Ethical clearance and approval were obtained from the Institutional Review Board (IRB) of Jimma University under the reference number of IRB 000193/2020 and all methods were conducted in accordance with the principles of the Declaration of Helsinki. The written informed consent was obtained from the patient before data collection started.

Consent for Publication

Consent for publication is not applicable in this study.

Acknowledgments

We would like to express our heartfelt gratitude to the Institute of Health Sciences, Jimma University, for giving us the chance to conduct this research.
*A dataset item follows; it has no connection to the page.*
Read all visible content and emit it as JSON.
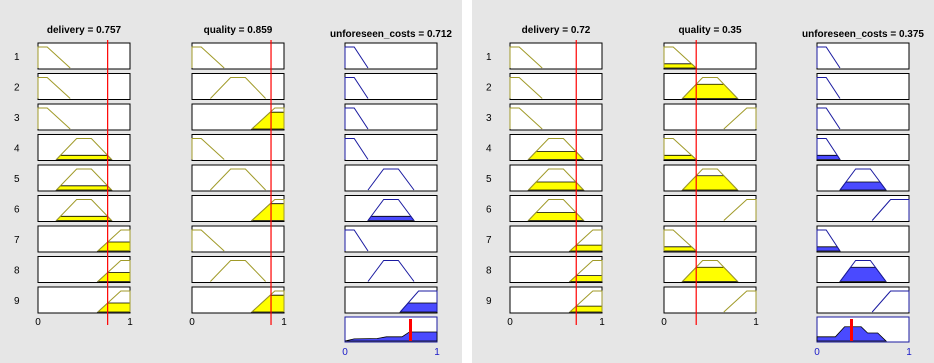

Our acknowledgment extends to all the study participants for their time and willingness to respond and to data collectors and the supervisor for their friendly work.

Author Contributions

All authors made a significant contribution to the work reported, whether that is in the conception, study design, execution, acquisition of data, analysis and interpretation, or in all these areas; took part in drafting, revising or critically reviewing the article; gave final approval of the version to be published; have agreed on the journal to which the article has been submitted; and agree to be accountable for all aspects of the work.

Funding

This study was sponsored by Jimma University, Ethiopia. The funding agency had no role in the study design, data collection and management, data analysis and interpretation, writing of the report, and the decision to submit the report for publication.

Disclosure

The authors report no conflicts of interest in this work and declared no potential conflicts of interest concerning the research, authorship, or publication of this article.